RADARMEDAN.COM - Pada Agustus 2018 lalu, Gregor Robertson, kolumnis The Times, berkunjung ke kota Turin, Italia. Mantan pemain sepak bola profesional itu memang terbiasa berkunjung dari kota ke kota di luar kota yang menjadi markas tim-tim Premier League untuk memberitakan hal-hal menarik yang terjadi di kota tersebut.
Tentu saja ia menulis berita tentang sepak bola. Dan di Turin, Robertson hanya membidik satu orang untuk menjadi sumber beritanya: Cristiano Ronaldo.
Robertson ingin tahu bagaimana tanggapan orang-orang Turin terhadap kedatangan Ronaldo, yang saat itu berstatus pemain anyar Juventus. Sebelumnya, karena Juventus adalah klub besar di Italia, ia menilai respons mereka terhadap kedatangan Ronaldo akan biasa saja.
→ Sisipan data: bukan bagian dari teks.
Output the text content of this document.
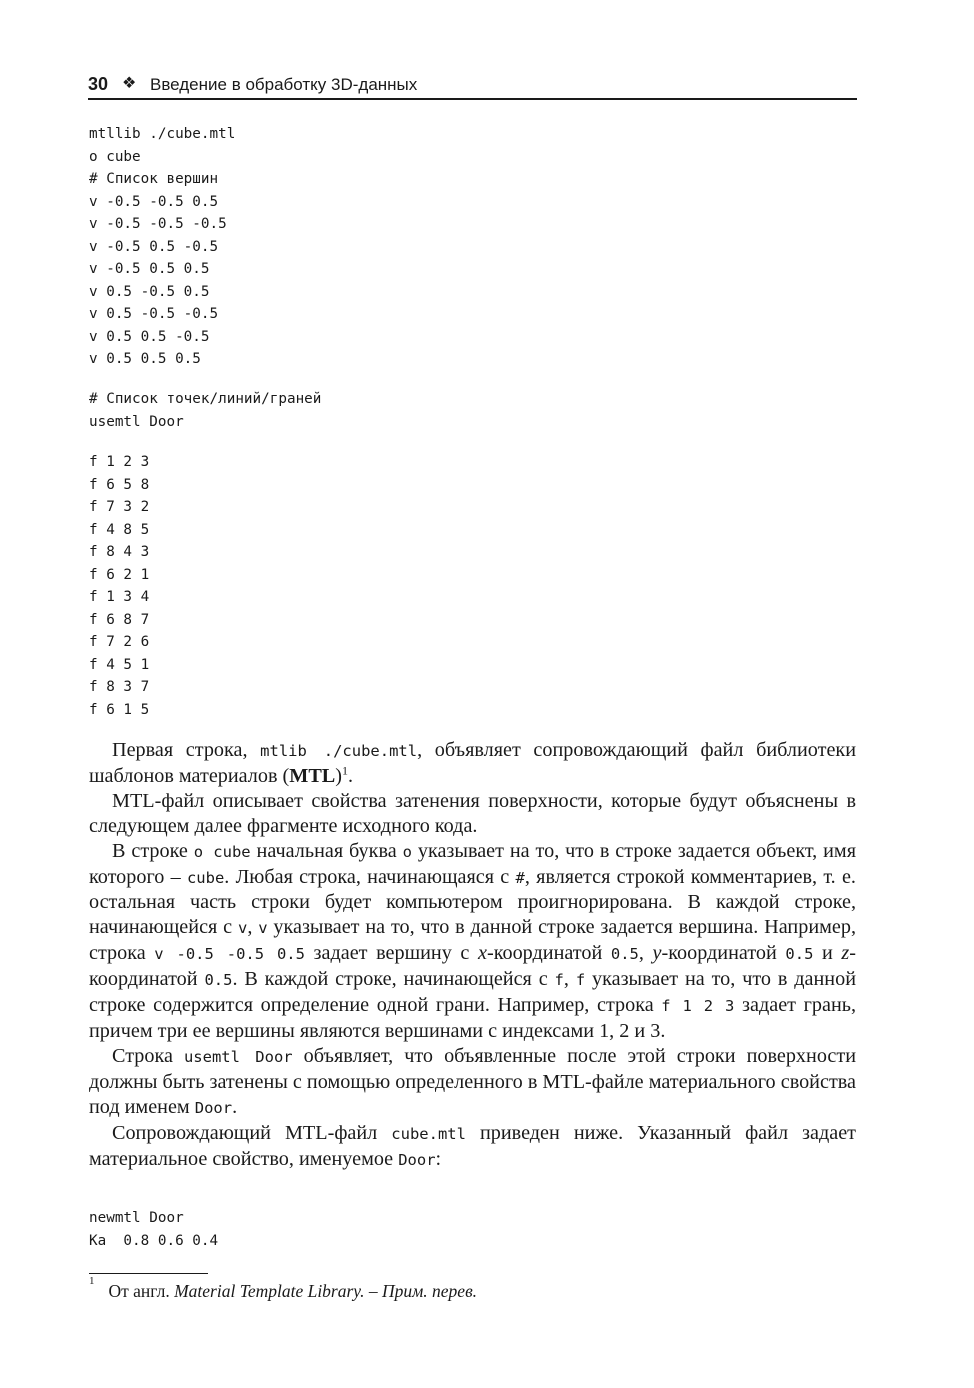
30 ❖ Введение в обработку 3D-данных
mtllib ./cube.mtl
o cube
# Список вершин
v -0.5 -0.5 0.5
v -0.5 -0.5 -0.5
v -0.5 0.5 -0.5
v -0.5 0.5 0.5
v 0.5 -0.5 0.5
v 0.5 -0.5 -0.5
v 0.5 0.5 -0.5
v 0.5 0.5 0.5
# Список точек/линий/граней
usemtl Door
f 1 2 3
f 6 5 8
f 7 3 2
f 4 8 5
f 8 4 3
f 6 2 1
f 1 3 4
f 6 8 7
f 7 2 6
f 4 5 1
f 8 3 7
f 6 1 5

Первая строка, mtlib ./cube.mtl, объявляет сопровождающий файл библиотеки шаблонов материалов (MTL)$^1$.

MTL-файл описывает свойства затенения поверхности, которые будут объяснены в следующем далее фрагменте исходного кода.

В строке o cube начальная буква o указывает на то, что в строке задается объект, имя которого – cube. Любая строка, начинающаяся с #, является строкой комментариев, т. е. остальная часть строки будет компьютером проигнорирована. В каждой строке, начинающейся с v, v указывает на то, что в данной строке задается вершина. Например, строка v -0.5 -0.5 0.5 задает вершину с x-координатой 0.5, y-координатой 0.5 и z-координатой 0.5. В каждой строке, начинающейся с f, f указывает на то, что в данной строке содержится определение одной грани. Например, строка f 1 2 3 задает грань, причем три ее вершины являются вершинами с индексами 1, 2 и 3.

Строка usemtl Door объявляет, что объявленные после этой строки поверхности должны быть затенены с помощью определенного в MTL-файле материального свойства под именем Door.

Сопровождающий MTL-файл cube.mtl приведен ниже. Указанный файл задает материальное свойство, именуемое Door:

newmtl Door
Ka  0.8 0.6 0.4
$^1$ От англ. Material Template Library. – Прим. перев.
Juventus pernah memiliki Michel Platini, Alessandro Del Piero, hingga Zinedine Zindane, tapi penilaian Robertson ternyata salah: Ronaldo berhasil membuat hampir seisi kota Turin gegap gempita.
Saat Juventus berlatih di Continassa, Turin sebelah utara, fans Juventus berjubel di belakang pagar pembatas untuk melihat sang adibintang. Alessandro, Mattia, Gianluca dan Federica, empat fans Juventus, bahkan rela melakukan perjalanan sekitar 418 km hanya untuk memastikan bahwa mereka tidak sedang mimpi di siang bolong.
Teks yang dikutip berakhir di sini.